May 21, 2020 By Chris Barncard

Complex machines that steer autonomous vehicles, set the temperature in our homes and buy and sell stocks with little human control are built to learn from their environments and act on what they “see” or “hear.” They can be tricked into grave errors by relatively simple attacks or innocent misunderstandings, but they may be able to help themselves by mixing their senses.

In 2018, a group of security researchers managed to befuddle object-detecting software with tactics that appear so innocuous it’s hard to think of them as attacks. By adding a few carefully designed stickers to stop signs, the researchers fooled the sort of object-recognizing computer that helps guide driverless cars. The computers saw an umbrella, bottle or banana — but no stop sign.

A stop sign with stickers on it.

Two multi-colored stickers attached to a stop sign were enough to disguise it — to the “eyes” of an image-recognition algorithm — as a bottle, banana and umbrella. UW-Madison

“They did this attack physically — added some clever graffiti to a stop sign, so it looks like some person just wrote on it or something — and then the object detectors would start seeing it is a speed limit sign,” says Somesh Jha, a University of Wisconsin–Madison computer sciences professor and computer security expert. “You can imagine that if this kind of thing happened in the wild, to an auto-driving vehicle, that could be really catastrophic.”

The Defense Advanced Research Projects Agency has awarded a team of researchers led by Jha a $2.7 million grant to design algorithms that can protect themselves against potentially dangerous deception. Joining Jha as co-investigators are UW–Madison Electrical and Computer Engineering Professor Kassem Fawaz, University of Toronto Computer Sciences Professor Nicolas Papernot, and Atul Prakash, a University of Michigan professor of Electrical Engineering and Computer Science and an author of the 2018 study.

Kassem Fawaz

One of Prakash’s stop signs, now an exhibit at the Science Museum of London, is adorned with just two narrow bands of disorganized-looking blobs of color. Subtle changes can make a big difference to object- or audio-recognition algorithms that fly drones or make smart speakers work, because they are looking for subtle cues in the first place, Jha says.

The systems are often self-taught through a process called machine learning. Instead of being programmed into rigid recognition of a stop sign as a red octagon with specific, blocky white lettering, machine learning algorithms build their own rules by picking distinctive similarities from images that the system may know only to contain or not contain stop signs.

“The more examples it learns from, the more angles and conditions it is exposed to, the more flexible it can be in making identifications,” Jha says. “The better it should be at operating in the real world.”

But a clever person with a good idea of how the algorithm digests its inputs might be able to exploit those rules to confuse the system.
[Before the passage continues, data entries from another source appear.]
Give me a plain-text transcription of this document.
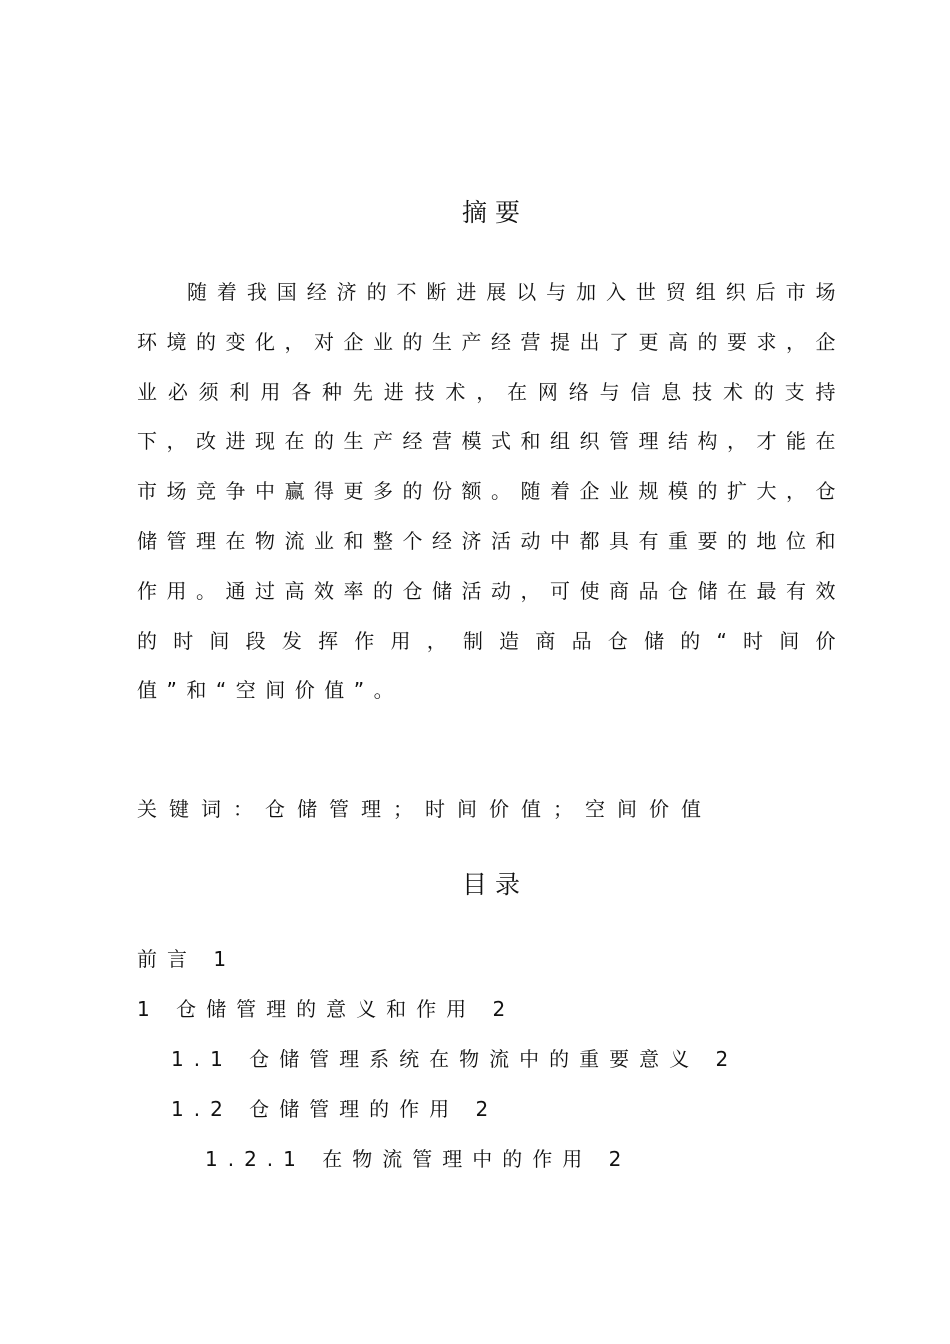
摘要

随着我国经济的不断进展以与加入世贸组织后市场环境的变化，对企业的生产经营提出了更高的要求，企业必须利用各种先进技术，在网络与信息技术的支持下，改进现在的生产经营模式和组织管理结构，才能在市场竞争中赢得更多的份额。随着企业规模的扩大，仓储管理在物流业和整个经济活动中都具有重要的地位和作用。通过高效率的仓储活动，可使商品仓储在最有效的时间段发挥作用，制造商品仓储的“时间价值”和“空间价值”。

关键词：仓储管理；时间价值；空间价值

目录
前言 1
1 仓储管理的意义和作用 2
1.1 仓储管理系统在物流中的重要意义 2
1.2 仓储管理的作用 2
1.2.1 在物流管理中的作用 2
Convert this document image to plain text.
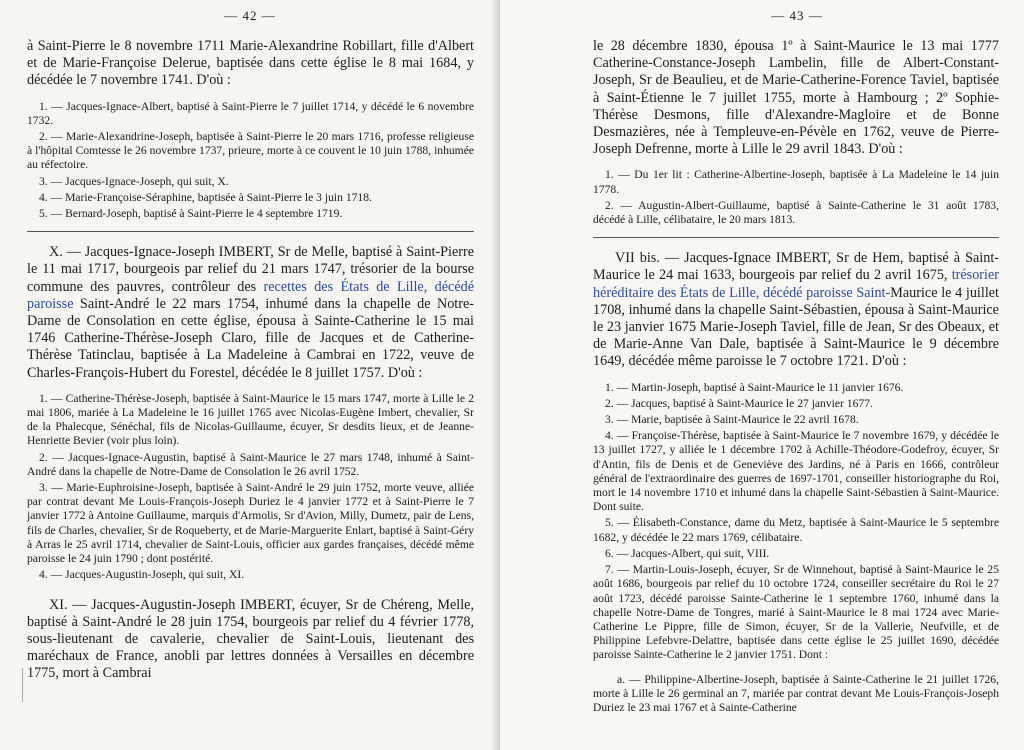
— 42 —

à Saint-Pierre le 8 novembre 1711 Marie-Alexandrine Robillart, fille d'Albert et de Marie-Françoise Delerue, baptisée dans cette église le 8 mai 1684, y décédée le 7 novembre 1741. D'où :

1. — Jacques-Ignace-Albert, baptisé à Saint-Pierre le 7 juillet 1714, y décédé le 6 novembre 1732.

2. — Marie-Alexandrine-Joseph, baptisée à Saint-Pierre le 20 mars 1716, professe religieuse à l'hôpital Comtesse le 26 novembre 1737, prieure, morte à ce couvent le 10 juin 1788, inhumée au réfectoire.

3. — Jacques-Ignace-Joseph, qui suit, X.

4. — Marie-Françoise-Séraphine, baptisée à Saint-Pierre le 3 juin 1718.

5. — Bernard-Joseph, baptisé à Saint-Pierre le 4 septembre 1719.

X. — Jacques-Ignace-Joseph IMBERT, Sr de Melle, baptisé à Saint-Pierre le 11 mai 1717, bourgeois par relief du 21 mars 1747, trésorier de la bourse commune des pauvres, contrôleur des recettes des États de Lille, décédé paroisse Saint-André le 22 mars 1754, inhumé dans la chapelle de Notre-Dame de Consolation en cette église, épousa à Sainte-Catherine le 15 mai 1746 Catherine-Thérèse-Joseph Claro, fille de Jacques et de Catherine-Thérèse Tatinclau, baptisée à La Madeleine à Cambrai en 1722, veuve de Charles-François-Hubert du Forestel, décédée le 8 juillet 1757. D'où :

1. — Catherine-Thérèse-Joseph, baptisée à Saint-Maurice le 15 mars 1747, morte à Lille le 2 mai 1806, mariée à La Madeleine le 16 juillet 1765 avec Nicolas-Eugène Imbert, chevalier, Sr de la Phalecque, Sénéchal, fils de Nicolas-Guillaume, écuyer, Sr desdits lieux, et de Jeanne-Henriette Bevier (voir plus loin).

2. — Jacques-Ignace-Augustin, baptisé à Saint-Maurice le 27 mars 1748, inhumé à Saint-André dans la chapelle de Notre-Dame de Consolation le 26 avril 1752.

3. — Marie-Euphroisine-Joseph, baptisée à Saint-André le 29 juin 1752, morte veuve, alliée par contrat devant Me Louis-François-Joseph Duriez le 4 janvier 1772 et à Saint-Pierre le 7 janvier 1772 à Antoine Guillaume, marquis d'Armolis, Sr d'Avion, Milly, Dumetz, pair de Lens, fils de Charles, chevalier, Sr de Roqueberty, et de Marie-Marguerite Enlart, baptisé à Saint-Géry à Arras le 25 avril 1714, chevalier de Saint-Louis, officier aux gardes françaises, décédé même paroisse le 24 juin 1790 ; dont postérité.

4. — Jacques-Augustin-Joseph, qui suit, XI.

XI. — Jacques-Augustin-Joseph IMBERT, écuyer, Sr de Chéreng, Melle, baptisé à Saint-André le 28 juin 1754, bourgeois par relief du 4 février 1778, sous-lieutenant de cavalerie, chevalier de Saint-Louis, lieutenant des maréchaux de France, anobli par lettres données à Versailles en décembre 1775, mort à Cambrai

— 43 —

le 28 décembre 1830, épousa 1º à Saint-Maurice le 13 mai 1777 Catherine-Constance-Joseph Lambelin, fille de Albert-Constant-Joseph, Sr de Beaulieu, et de Marie-Catherine-Forence Taviel, baptisée à Saint-Étienne le 7 juillet 1755, morte à Hambourg ; 2º Sophie-Thérèse Desmons, fille d'Alexandre-Magloire et de Bonne Desmazières, née à Templeuve-en-Pévèle en 1762, veuve de Pierre-Joseph Defrenne, morte à Lille le 29 avril 1843. D'où :

1. — Du 1er lit : Catherine-Albertine-Joseph, baptisée à La Madeleine le 14 juin 1778.

2. — Augustin-Albert-Guillaume, baptisé à Sainte-Catherine le 31 août 1783, décédé à Lille, célibataire, le 20 mars 1813.

VII bis. — Jacques-Ignace IMBERT, Sr de Hem, baptisé à Saint-Maurice le 24 mai 1633, bourgeois par relief du 2 avril 1675, trésorier héréditaire des États de Lille, décédé paroisse Saint-Maurice le 4 juillet 1708, inhumé dans la chapelle Saint-Sébastien, épousa à Saint-Maurice le 23 janvier 1675 Marie-Joseph Taviel, fille de Jean, Sr des Obeaux, et de Marie-Anne Van Dale, baptisée à Saint-Maurice le 9 décembre 1649, décédée même paroisse le 7 octobre 1721. D'où :

1. — Martin-Joseph, baptisé à Saint-Maurice le 11 janvier 1676.

2. — Jacques, baptisé à Saint-Maurice le 27 janvier 1677.

3. — Marie, baptisée à Saint-Maurice le 22 avril 1678.

4. — Françoise-Thérèse, baptisée à Saint-Maurice le 7 novembre 1679, y décédée le 13 juillet 1727, y alliée le 1 décembre 1702 à Achille-Théodore-Godefroy, écuyer, Sr d'Antin, fils de Denis et de Geneviève des Jardins, né à Paris en 1666, contrôleur général de l'extraordinaire des guerres de 1697-1701, conseiller historiographe du Roi, mort le 14 novembre 1710 et inhumé dans la chapelle Saint-Sébastien à Saint-Maurice. Dont suite.

5. — Élisabeth-Constance, dame du Metz, baptisée à Saint-Maurice le 5 septembre 1682, y décédée le 22 mars 1769, célibataire.

6. — Jacques-Albert, qui suit, VIII.

7. — Martin-Louis-Joseph, écuyer, Sr de Winnehout, baptisé à Saint-Maurice le 25 août 1686, bourgeois par relief du 10 octobre 1724, conseiller secrétaire du Roi le 27 août 1723, décédé paroisse Sainte-Catherine le 1 septembre 1760, inhumé dans la chapelle Notre-Dame de Tongres, marié à Saint-Maurice le 8 mai 1724 avec Marie-Catherine Le Pippre, fille de Simon, écuyer, Sr de la Vallerie, Neufville, et de Philippine Lefebvre-Delattre, baptisée dans cette église le 25 juillet 1690, décédée paroisse Sainte-Catherine le 2 janvier 1751. Dont :

a. — Philippine-Albertine-Joseph, baptisée à Sainte-Catherine le 21 juillet 1726, morte à Lille le 26 germinal an 7, mariée par contrat devant Me Louis-François-Joseph Duriez le 23 mai 1767 et à Sainte-Catherine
“DARPA likes to stay a couple steps ahead,” says Jha. “These sorts of attacks are largely theoretical now, based on security research, and we’d like them to stay that way.”

A military adversary, however — or some other organization that sees advantage in it — could devise these attacks to waylay sensor-dependent drones or even trick largely automated commodity-trading computers run into bad buying and selling patterns.

Somesh Jha

“What you can do to defend against this is something more fundamental during the training of the machine learning algorithms to make them more robust against lots of different types of attacks,” says Jha.

One approach is to make the algorithms multi-modal. Instead of a self-driving car relying solely on object-recognition to identify a stop sign, it can use other sensors to cross-check results. Self-driving cars or automated drones have cameras, but often also GPS devices for location and laser-scanning LIDAR to map changing terrain.

“So, while the camera may be saying, ‘Hey this is a 45-mile-per-hour speed limit sign,’ the LIDAR says, ‘But wait, it’s an octagon. That’s not the shape of a speed limit sign,’” Jha says. “The GPS might say, ‘But we’re at the intersection of two major roads here, that would be a better place for a stop sign than a speed limit sign.’”

The trick is not to over-train, constraining the algorithm too much.

“The important consideration is how you balance accuracy against robustness against attacks,” says Jha. “I can have a very robust algorithm that says every object is a cat. It would be hard to attack. But it would also be hard to find a use for that.”